Making time to write, guerrilla-style

You don’t have enough time to write. You’re a student/instructor/unemployed/parent/activist/ philatelist/hand-model/trapezist/Trappist/burglar/gadabout, and let’s face it—there’s just not enough time in the day for the things we’d like to do.

The following are a few strategies—some from the broader world and some from my own experience as a would-be poet who hasn’t always put poetry first—to help you function as an artist despite (or lieu of) your busy schedule.

Be a writer. Make day-trading or trapeze artistry or hand-modeling the thing you do on the side. Writers write. If you’re not a real writer, but rather just a hobbyist, celebrate the fact that you have a really great hobby—but call yourself the thing you most want to be (and it’s OK if that’s not writing). The other things you have to do, even the things you do to make money and feed the kids, can be fit in on the side.

Manage your time. The corporate world has offered us a number of strategies for time management: for taking the twenty-four hours we all have in a day and carving them up in such a way that we can meet our goals. For our corporate friends, those goals are primarily financial. For an artist, the goal is to make art.

Quit trying to multitask. This piece of advice goes along with the first—don’t keep trying to fit writing in on the side. Writers write. And writing well takes focus.

Multitask. No one said writers were logical. You’re not going to quit your job, sell your kids, leave the abbey, quit knocking over liquor stores, etc., so you’re going to have to do writing on the side, despite your best intentions. Writing during spare moments keeps us limber for when we do find ourselves with an opportunity to create.

Change your life. Get 500 pounds and a room of your own. Better yet: win MegaMillions.

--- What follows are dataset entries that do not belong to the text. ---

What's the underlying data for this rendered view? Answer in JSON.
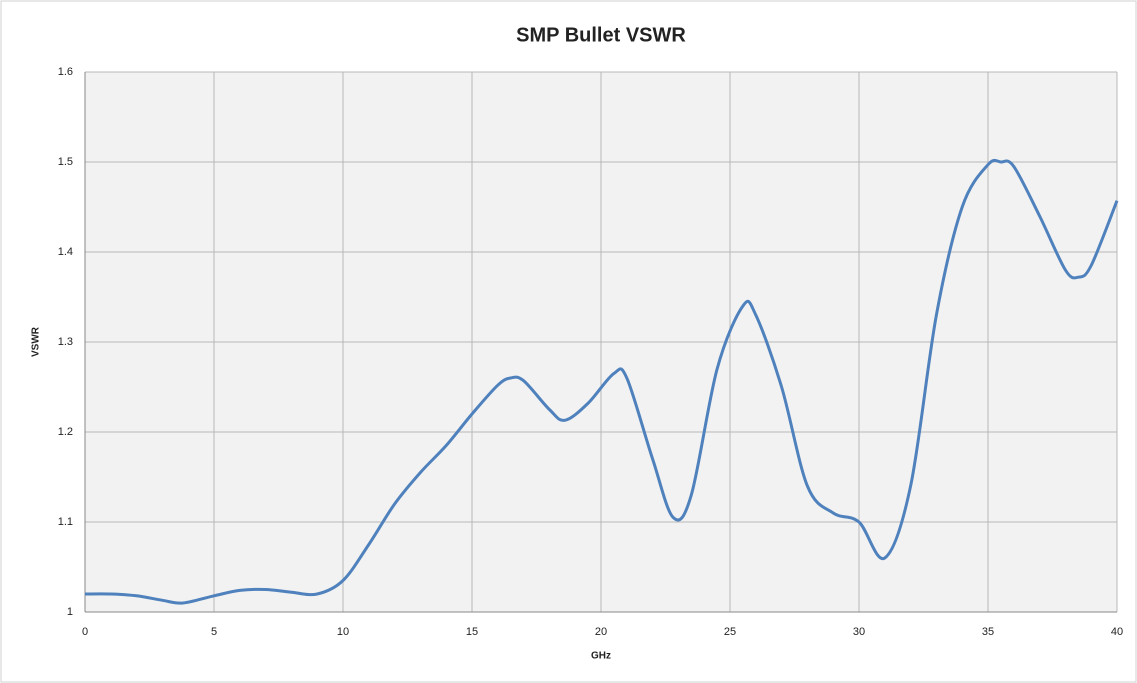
{
  "chart_data": {
    "type": "line",
    "title": "SMP Bullet VSWR",
    "x_label": "GHz",
    "y_label": "VSWR",
    "x": [
      0,
      1,
      2,
      3,
      3.8,
      5,
      6,
      7,
      8,
      9,
      10,
      11,
      12,
      13,
      14,
      15,
      16,
      16.5,
      17,
      18,
      18.6,
      19.5,
      20.5,
      21,
      22,
      22.8,
      23.5,
      24.5,
      25.5,
      26,
      27,
      28,
      29,
      30,
      31,
      32,
      33,
      34,
      35,
      35.5,
      36,
      37,
      38,
      38.5,
      39,
      40
    ],
    "series": [
      {
        "name": "VSWR",
        "color": "#4f81bd",
        "values": [
          1.02,
          1.02,
          1.018,
          1.013,
          1.01,
          1.018,
          1.024,
          1.025,
          1.022,
          1.02,
          1.035,
          1.075,
          1.12,
          1.155,
          1.185,
          1.22,
          1.252,
          1.26,
          1.257,
          1.225,
          1.213,
          1.232,
          1.265,
          1.26,
          1.17,
          1.105,
          1.13,
          1.27,
          1.34,
          1.33,
          1.25,
          1.14,
          1.11,
          1.1,
          1.06,
          1.14,
          1.33,
          1.45,
          1.497,
          1.5,
          1.495,
          1.44,
          1.38,
          1.372,
          1.385,
          1.457
        ]
      }
    ],
    "xlim": [
      0,
      40
    ],
    "xticks": [
      0,
      5,
      10,
      15,
      20,
      25,
      30,
      35,
      40
    ],
    "ylim": [
      1,
      1.6
    ],
    "yticks": [
      1,
      1.1,
      1.2,
      1.3,
      1.4,
      1.5,
      1.6
    ],
    "grid": true
  }
}
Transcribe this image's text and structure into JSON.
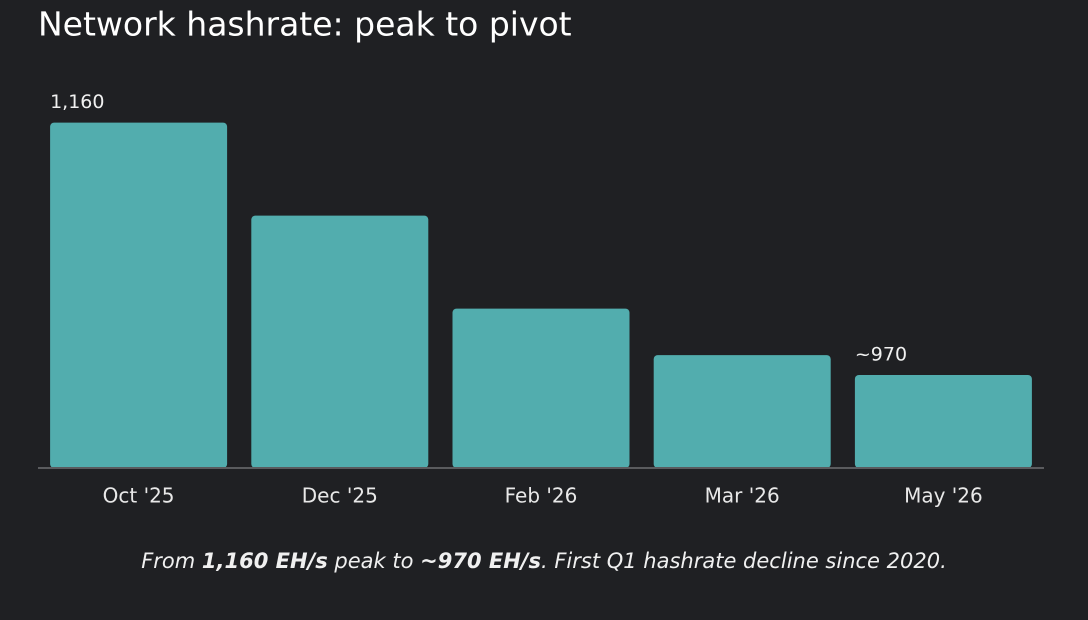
{
  "chart_data": {
    "type": "bar",
    "title": "Network hashrate: peak to pivot",
    "categories": [
      "Oct '25",
      "Dec '25",
      "Feb '26",
      "Mar '26",
      "May '26"
    ],
    "values": [
      1160,
      1090,
      1020,
      985,
      970
    ],
    "value_labels": [
      "1,160",
      null,
      null,
      null,
      "~970"
    ],
    "color": "#52adae",
    "ylim": [
      900,
      1180
    ],
    "note": [
      "From ",
      "1,160 EH/s",
      " peak to ",
      "~970 EH/s",
      ". First Q1 hashrate decline since 2020."
    ]
  }
}
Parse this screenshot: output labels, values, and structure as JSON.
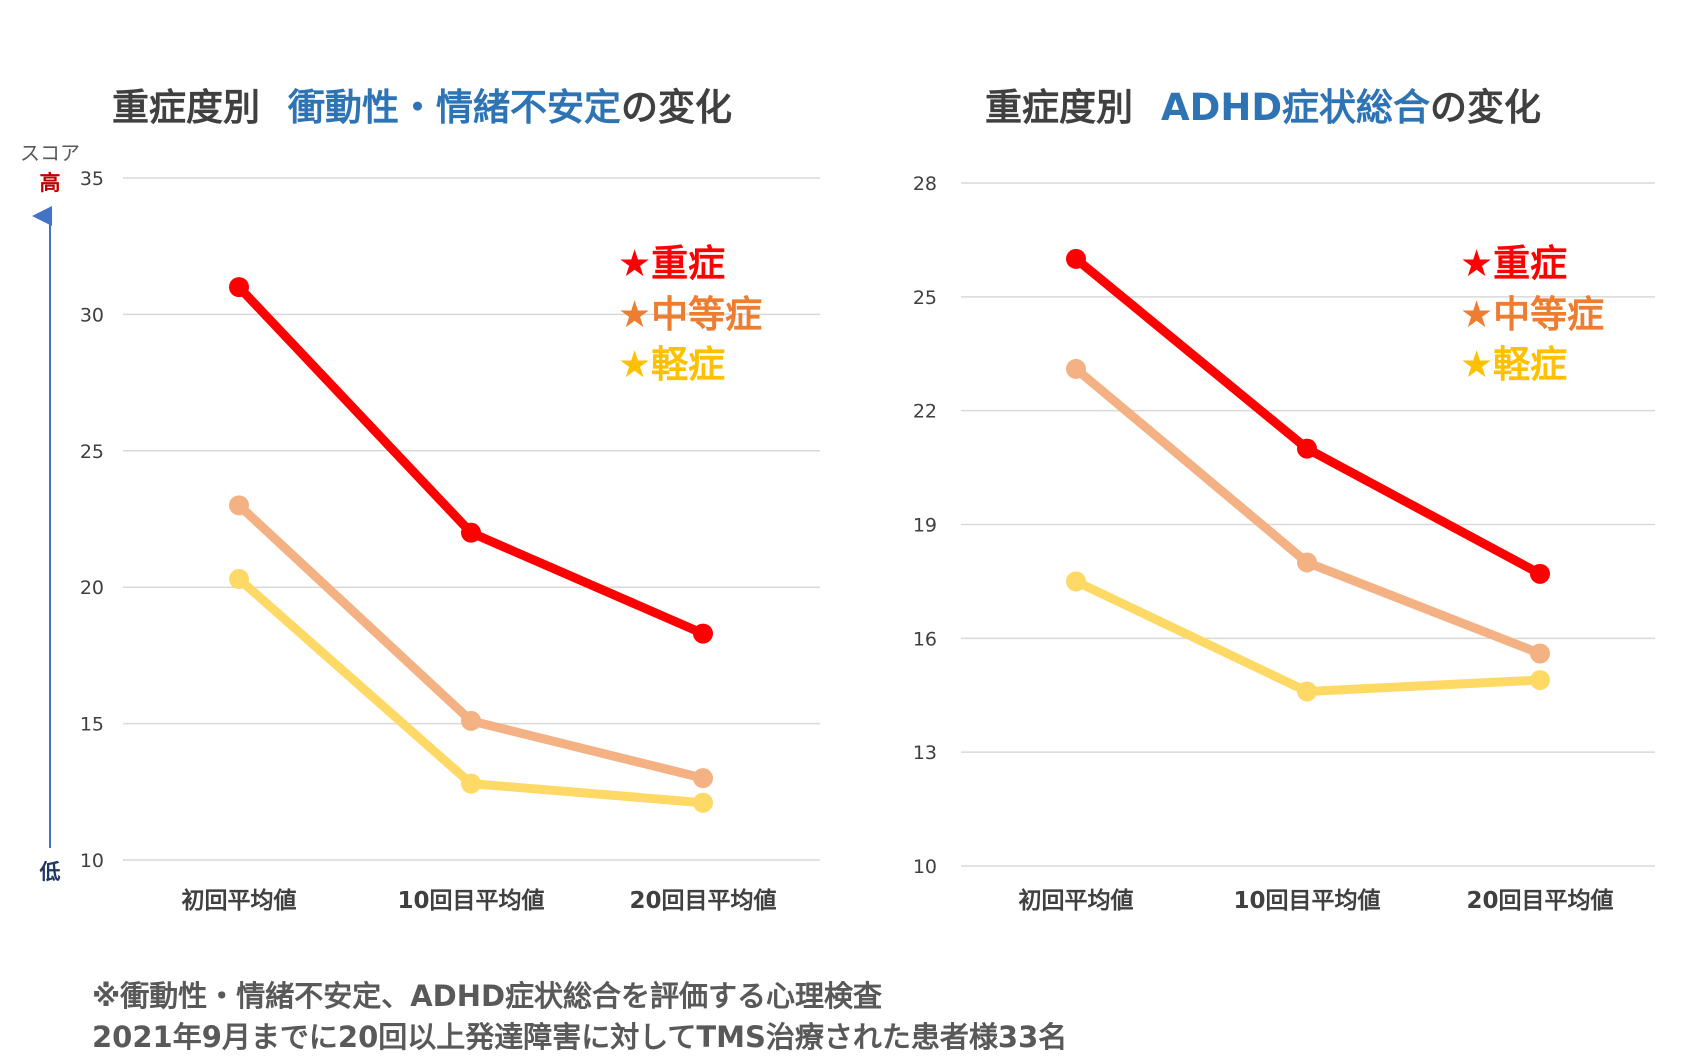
{
  "chart_data": [
    {
      "type": "line",
      "title_prefix": "重症度別",
      "title_highlight": "衝動性・情緒不安定",
      "title_suffix": "の変化",
      "xlabel": "",
      "ylabel": "",
      "ylim": [
        10,
        35
      ],
      "yticks": [
        "10",
        "15",
        "20",
        "25",
        "30",
        "35"
      ],
      "categories": [
        "初回平均値",
        "10回目平均値",
        "20回目平均値"
      ],
      "grid": true,
      "legend_position": "top-right",
      "series": [
        {
          "name": "★重症",
          "values": [
            31,
            22,
            18.3
          ],
          "color": "#ff0000"
        },
        {
          "name": "★中等症",
          "values": [
            23,
            15.1,
            13
          ],
          "color": "#f4b183"
        },
        {
          "name": "★軽症",
          "values": [
            20.3,
            12.8,
            12.1
          ],
          "color": "#ffd966"
        }
      ],
      "axis_annotation": {
        "label": "スコア",
        "high": "高",
        "low": "低"
      }
    },
    {
      "type": "line",
      "title_prefix": "重症度別",
      "title_highlight": "ADHD症状総合",
      "title_suffix": "の変化",
      "xlabel": "",
      "ylabel": "",
      "ylim": [
        10,
        28
      ],
      "yticks": [
        "10",
        "13",
        "16",
        "19",
        "22",
        "25",
        "28"
      ],
      "categories": [
        "初回平均値",
        "10回目平均値",
        "20回目平均値"
      ],
      "grid": true,
      "legend_position": "top-right",
      "series": [
        {
          "name": "★重症",
          "values": [
            26,
            21,
            17.7
          ],
          "color": "#ff0000"
        },
        {
          "name": "★中等症",
          "values": [
            23.1,
            18,
            15.6
          ],
          "color": "#f4b183"
        },
        {
          "name": "★軽症",
          "values": [
            17.5,
            14.6,
            14.9
          ],
          "color": "#ffd966"
        }
      ]
    }
  ],
  "legend_text_colors": [
    "#ff0000",
    "#ed7d31",
    "#ffc000"
  ],
  "footnote": {
    "line1": "※衝動性・情緒不安定、ADHD症状総合を評価する心理検査",
    "line2": "2021年9月までに20回以上発達障害に対してTMS治療された患者様33名"
  }
}
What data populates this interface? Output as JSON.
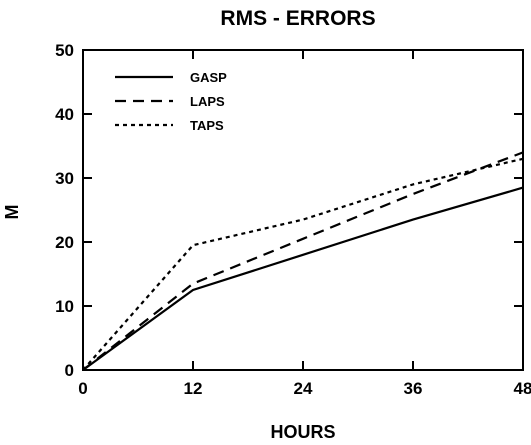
{
  "chart_data": {
    "type": "line",
    "title": "RMS - ERRORS",
    "xlabel": "HOURS",
    "ylabel": "M",
    "x": [
      0,
      12,
      24,
      36,
      48
    ],
    "xlim": [
      0,
      48
    ],
    "ylim": [
      0,
      50
    ],
    "x_ticks": [
      "0",
      "12",
      "24",
      "36",
      "48"
    ],
    "y_ticks": [
      "0",
      "10",
      "20",
      "30",
      "40",
      "50"
    ],
    "grid": false,
    "legend_position": "top-left",
    "series": [
      {
        "name": "GASP",
        "style": "solid",
        "values": [
          0,
          12.5,
          18,
          23.5,
          28.5
        ]
      },
      {
        "name": "LAPS",
        "style": "dashed",
        "values": [
          0,
          13.5,
          20.5,
          27.5,
          34
        ]
      },
      {
        "name": "TAPS",
        "style": "dotted",
        "values": [
          0,
          19.5,
          23.5,
          29,
          33
        ]
      }
    ]
  }
}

Here are a few prompts for guerrilla-style writing projects:

  • Eavesdrop. Listen to the conversations of those around you on the bus, on TV, in the classroom, in the union, or wherever you happen to be. Then, pluck from the air a promising sentence and make it the first line of a poem. Alternately, create a pastiche poem using many scraps of overheard conversation. Challenge yourself not to add a word—just to rearrange.
  • Pick up where you left off. Start a project and then return to it, rather than starting new each time. My chapbook Stone for an Eye came from this kind of project—a daily meditation on a particular stone that I wore around my neck.
  • Exploit a misunderstanding. In my life as a composition instructor, I often encounter funny misunderstandings of words—things given to us on a “silver bladder,” holding someone on a “petal stool.” Make an error into art by exploring new meanings in a poem. (This is a good prompt for a student—you’re supposed to mess up on a near-daily basis.)
  • Imitate. Find a small piece of writing that you wish you had written. Then—write it, your own way. These to me are more of an exercise than a viable piece of writing, but again, part of what we’re talking about is staying in shape for the writing time to come.
  • Start an exquisite corpse that’s just for you. Write a line a day and see where it takes you.
  • Choose a contest and plan to enter it. Note the deadline and don’t miss it. Make yourself follow through.
  • Rant and rave. Write a poison pen letter; pound out a manifesto. Take up a cause. You don’t have to send these pieces of writing to anyone—they’re just a way to keep the pen moving or the keyboard clicking.


  1. I find myself wanting to say AMEN in response to your posts lately. This one is particularly spot-on.

  2. Replies
    1. You're NOT some random creeper? Ha! Thanks for saying that. If anyone knows "busy," it's you! I'd love to hear your tips some time.

    2. Slow and steady, which really can sometimes mean glacial and sporadic and almost never. But trying to make sure that every single morning, no matter what, a line or two gets down, is what works for me.

  3. For this encouragement and the tips, thank you,Karen!